Personally, I think the best way to explain them isn’t to explain what they are, but to explain what they are useful for. You have map that maps (a -> b) functions, and you need another map-like for (a -> m b) functions. 99% of the time, the obvious way to implement that for your structure is the way you’d implement a monad on that structure (plus the ‘default’ a -> m a). That’s why they’re useful. Everything else is burritos.
If I am reading you correctly, all you need to get what you describe is the a -> m a function. Once you have that, it is trivial to go from (a -> b) to (a -> m b) as below:
f :: a -> b
return :: a -> m a
g :: a -> m b
g x = return ( f x )
The critical piece of monads is the ability to turn a generic (a -> m b) function into an (m a -> m b) function.
Essentially, if you have a two argument function whose output is your monadic structure, you can turn it into a function where both arguements are your monadic structure. This is useful because it enable compostability.

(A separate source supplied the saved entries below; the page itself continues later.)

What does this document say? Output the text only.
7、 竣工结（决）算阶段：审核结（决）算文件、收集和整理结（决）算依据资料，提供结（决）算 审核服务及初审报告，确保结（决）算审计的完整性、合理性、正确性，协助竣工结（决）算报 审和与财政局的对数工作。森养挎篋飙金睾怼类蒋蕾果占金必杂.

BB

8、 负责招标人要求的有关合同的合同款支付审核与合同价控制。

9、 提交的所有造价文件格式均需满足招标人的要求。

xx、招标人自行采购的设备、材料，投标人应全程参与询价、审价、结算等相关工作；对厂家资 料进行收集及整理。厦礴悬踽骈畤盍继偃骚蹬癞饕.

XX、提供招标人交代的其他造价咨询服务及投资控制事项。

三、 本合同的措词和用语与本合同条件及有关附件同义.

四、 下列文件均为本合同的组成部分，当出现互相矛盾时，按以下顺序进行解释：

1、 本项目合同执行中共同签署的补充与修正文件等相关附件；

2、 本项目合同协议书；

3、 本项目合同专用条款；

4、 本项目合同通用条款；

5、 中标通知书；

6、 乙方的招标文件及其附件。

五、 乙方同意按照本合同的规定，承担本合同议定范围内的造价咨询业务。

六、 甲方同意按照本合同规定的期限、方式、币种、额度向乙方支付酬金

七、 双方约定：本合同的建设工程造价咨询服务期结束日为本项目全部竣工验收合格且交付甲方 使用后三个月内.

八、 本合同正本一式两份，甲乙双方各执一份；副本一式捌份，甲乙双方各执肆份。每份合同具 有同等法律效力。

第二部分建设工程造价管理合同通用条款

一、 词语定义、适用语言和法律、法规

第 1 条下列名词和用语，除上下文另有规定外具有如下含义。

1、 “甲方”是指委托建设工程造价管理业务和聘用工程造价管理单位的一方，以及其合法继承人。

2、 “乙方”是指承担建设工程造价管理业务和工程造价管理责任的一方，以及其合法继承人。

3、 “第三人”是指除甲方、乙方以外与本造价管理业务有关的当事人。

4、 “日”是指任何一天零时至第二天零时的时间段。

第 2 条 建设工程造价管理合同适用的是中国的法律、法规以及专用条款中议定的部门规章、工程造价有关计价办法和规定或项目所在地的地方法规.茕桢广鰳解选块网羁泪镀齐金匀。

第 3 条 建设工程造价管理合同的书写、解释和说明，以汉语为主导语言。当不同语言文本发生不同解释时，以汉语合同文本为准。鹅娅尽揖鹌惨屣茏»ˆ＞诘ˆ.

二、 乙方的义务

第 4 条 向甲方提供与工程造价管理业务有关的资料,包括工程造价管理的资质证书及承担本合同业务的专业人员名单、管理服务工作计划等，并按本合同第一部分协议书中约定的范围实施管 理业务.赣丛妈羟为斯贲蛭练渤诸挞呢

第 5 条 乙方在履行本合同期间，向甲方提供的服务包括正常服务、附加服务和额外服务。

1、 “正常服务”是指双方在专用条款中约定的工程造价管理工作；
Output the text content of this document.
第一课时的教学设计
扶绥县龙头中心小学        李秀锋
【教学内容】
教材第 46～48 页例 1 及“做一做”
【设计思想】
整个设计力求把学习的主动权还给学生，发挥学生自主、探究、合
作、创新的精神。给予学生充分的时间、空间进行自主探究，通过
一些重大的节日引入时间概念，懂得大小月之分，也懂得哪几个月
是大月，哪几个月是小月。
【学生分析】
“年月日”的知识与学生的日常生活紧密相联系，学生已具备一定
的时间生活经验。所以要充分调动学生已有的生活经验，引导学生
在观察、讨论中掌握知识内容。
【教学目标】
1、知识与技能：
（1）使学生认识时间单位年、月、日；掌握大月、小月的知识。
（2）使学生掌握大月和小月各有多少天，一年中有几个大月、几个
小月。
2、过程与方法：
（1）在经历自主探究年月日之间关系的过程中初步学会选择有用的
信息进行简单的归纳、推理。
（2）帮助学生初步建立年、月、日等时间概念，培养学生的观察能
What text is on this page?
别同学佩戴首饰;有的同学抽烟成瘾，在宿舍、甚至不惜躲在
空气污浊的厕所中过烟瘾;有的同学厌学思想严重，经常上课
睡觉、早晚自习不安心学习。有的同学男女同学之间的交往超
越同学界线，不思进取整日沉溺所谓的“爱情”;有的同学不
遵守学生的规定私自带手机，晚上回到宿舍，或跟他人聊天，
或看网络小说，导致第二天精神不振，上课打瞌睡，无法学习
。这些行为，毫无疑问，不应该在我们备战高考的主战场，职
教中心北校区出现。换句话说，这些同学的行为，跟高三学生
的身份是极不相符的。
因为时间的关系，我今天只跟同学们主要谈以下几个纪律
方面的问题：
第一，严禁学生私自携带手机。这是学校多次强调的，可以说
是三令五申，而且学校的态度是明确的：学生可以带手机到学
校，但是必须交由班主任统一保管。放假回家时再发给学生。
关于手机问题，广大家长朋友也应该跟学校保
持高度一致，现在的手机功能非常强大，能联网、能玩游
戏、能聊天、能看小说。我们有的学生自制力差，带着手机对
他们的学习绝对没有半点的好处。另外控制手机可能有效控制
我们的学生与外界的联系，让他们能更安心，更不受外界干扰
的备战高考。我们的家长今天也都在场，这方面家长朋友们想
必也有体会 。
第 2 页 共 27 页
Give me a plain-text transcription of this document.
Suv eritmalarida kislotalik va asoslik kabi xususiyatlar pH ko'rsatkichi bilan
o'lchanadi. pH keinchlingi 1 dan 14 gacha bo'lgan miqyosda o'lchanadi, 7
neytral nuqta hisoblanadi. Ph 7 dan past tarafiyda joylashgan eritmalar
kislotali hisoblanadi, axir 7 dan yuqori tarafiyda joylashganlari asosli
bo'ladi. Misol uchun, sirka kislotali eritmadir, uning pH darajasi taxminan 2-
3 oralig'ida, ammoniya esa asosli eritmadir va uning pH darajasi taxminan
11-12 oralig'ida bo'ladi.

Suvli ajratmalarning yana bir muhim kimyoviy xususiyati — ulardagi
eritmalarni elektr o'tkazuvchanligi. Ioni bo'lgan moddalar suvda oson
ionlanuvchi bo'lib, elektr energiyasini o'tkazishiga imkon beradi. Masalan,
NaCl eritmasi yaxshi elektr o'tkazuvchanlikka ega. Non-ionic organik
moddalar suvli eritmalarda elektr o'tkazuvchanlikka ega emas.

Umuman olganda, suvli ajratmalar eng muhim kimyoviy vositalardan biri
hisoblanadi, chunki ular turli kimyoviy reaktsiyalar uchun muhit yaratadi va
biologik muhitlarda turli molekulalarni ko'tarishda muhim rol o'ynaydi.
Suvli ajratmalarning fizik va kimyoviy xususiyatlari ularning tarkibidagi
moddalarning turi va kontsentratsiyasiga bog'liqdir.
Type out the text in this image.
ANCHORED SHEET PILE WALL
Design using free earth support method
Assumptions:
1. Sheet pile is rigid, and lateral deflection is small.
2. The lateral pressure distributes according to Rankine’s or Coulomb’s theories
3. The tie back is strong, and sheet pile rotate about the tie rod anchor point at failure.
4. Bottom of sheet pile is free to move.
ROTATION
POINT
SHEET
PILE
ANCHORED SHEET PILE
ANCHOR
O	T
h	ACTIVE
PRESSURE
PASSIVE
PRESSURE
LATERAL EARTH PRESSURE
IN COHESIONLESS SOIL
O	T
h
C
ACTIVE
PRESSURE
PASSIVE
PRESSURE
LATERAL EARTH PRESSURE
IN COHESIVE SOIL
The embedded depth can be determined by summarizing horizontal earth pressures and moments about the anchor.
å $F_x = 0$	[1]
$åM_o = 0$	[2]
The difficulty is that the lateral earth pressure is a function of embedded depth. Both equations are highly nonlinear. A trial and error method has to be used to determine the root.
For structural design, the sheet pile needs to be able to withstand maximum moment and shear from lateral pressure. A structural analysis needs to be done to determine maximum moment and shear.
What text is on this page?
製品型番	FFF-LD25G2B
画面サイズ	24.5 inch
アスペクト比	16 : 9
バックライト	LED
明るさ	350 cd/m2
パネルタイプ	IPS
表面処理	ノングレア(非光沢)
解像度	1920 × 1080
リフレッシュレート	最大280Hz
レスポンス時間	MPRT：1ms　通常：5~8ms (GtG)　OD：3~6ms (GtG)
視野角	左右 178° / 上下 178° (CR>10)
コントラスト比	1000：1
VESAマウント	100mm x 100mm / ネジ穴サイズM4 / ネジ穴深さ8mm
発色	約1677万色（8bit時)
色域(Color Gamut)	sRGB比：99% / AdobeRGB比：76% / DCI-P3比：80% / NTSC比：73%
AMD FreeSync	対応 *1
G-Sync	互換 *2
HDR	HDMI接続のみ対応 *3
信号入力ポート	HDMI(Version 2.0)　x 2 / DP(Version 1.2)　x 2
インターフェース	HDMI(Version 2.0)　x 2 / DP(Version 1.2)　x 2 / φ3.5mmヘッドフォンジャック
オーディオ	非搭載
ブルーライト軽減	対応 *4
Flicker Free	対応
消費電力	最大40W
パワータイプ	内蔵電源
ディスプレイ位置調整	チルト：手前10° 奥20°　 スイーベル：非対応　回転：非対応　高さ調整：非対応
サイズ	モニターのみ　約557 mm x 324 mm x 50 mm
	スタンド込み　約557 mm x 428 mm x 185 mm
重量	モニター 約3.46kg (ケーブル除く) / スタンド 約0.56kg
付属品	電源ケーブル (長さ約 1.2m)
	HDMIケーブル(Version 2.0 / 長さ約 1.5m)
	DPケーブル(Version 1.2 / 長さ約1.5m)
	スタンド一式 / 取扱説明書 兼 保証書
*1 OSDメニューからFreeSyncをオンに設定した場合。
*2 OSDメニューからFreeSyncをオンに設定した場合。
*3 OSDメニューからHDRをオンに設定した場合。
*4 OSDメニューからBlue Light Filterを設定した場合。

Since I'm pretty sure the above would confuse people who are not already familiar with monads, consider nullable types:
f :: a -> Nullable b
g :: b -> Nullable c
Suppose we want to compose these into a new function, h (switching to a more C like notation:
h :: a -> Nullable c
h(x){
maybeY = f(x)
if(maybeY == Null) return Null;
y=maybeY.get();
return g(y);
}
With monads, if you let g' be the "modified" version of g that we discussed above, this just becomes:
h(x) = g'(f(x))
In Haskell, this ' function is called =<<, and has its precedence set such that the above would be written as
h x = g =<< f x
Although you often see it written the other way:
h x = f x >>= g
Or with some nice syntactic sugar:
h x = do
y <- f x
g y
In this last case, you can notice it reads exactly like the C-like code, except there are no explicit null checks.
Another common example is lists. You have functions that take a value and return a list of values:
f :: a -> [b]
g :: b -> [c]
You want to apply g to every element of f and get a 1 dimensional list containing all of the results. This is commonly known as flatMap.
h :: a -> [c]
h(x) = f(x).flatMap(g)
This looks simple, because flatMap is already the monadic bind operator. We just gave it a different name.
My mental model is that applicatives are the multivariate analog of functors.
To invent some terms because I don’t know the real ones, call the types `Maybe Int`, `List Bool`, and the rest of the `m a` types “boxed,” compared to types like Int and Bool which we’ll call “unboxed.”
Functors apply single variable functions that apply purely in the unboxed domain. Take a `List Int` apply an `Int -> Float` function and you get a `List Float`. But you can’t use functors to take a `List Int` and a `List Float` to get a `List Bool` with an `Int -> Float -> Bool` function.
That’s where applicatives come in. Applicatives still operate in terms of applying functions that live in the unboxed domain. `Int -> Float` or `Int -> Float -> Bool` and that kind of thing. But if you had a `List Int` and something boxy like `Int -> List Float`, you have no way to get a `List Float` out the other end.
That’s where monads come in. These can operate on functions that don’t only live in the unboxed domain. You can take your `List Int` and your `Int -> List Float` and get a `List Float` out the other end.
As far as what you need to add for something to be a monad, I think there are cleaner answers that are logically equivalent, but what comes to mind is “flattening” (again for lack of remembering the real terms). Imagine you use the functor or applicative machinery on your boxy functions (that take in unboxed stuff and return boxed stuff). For example, using a `List Int`’s map on a `Int -> List Float`. You end up with `List (List Float)`. To build a monad’s `bind` out of that, you need another function to follow up: `List (List Float) -> List Float`. Aka, flatten that list of lists into a single list.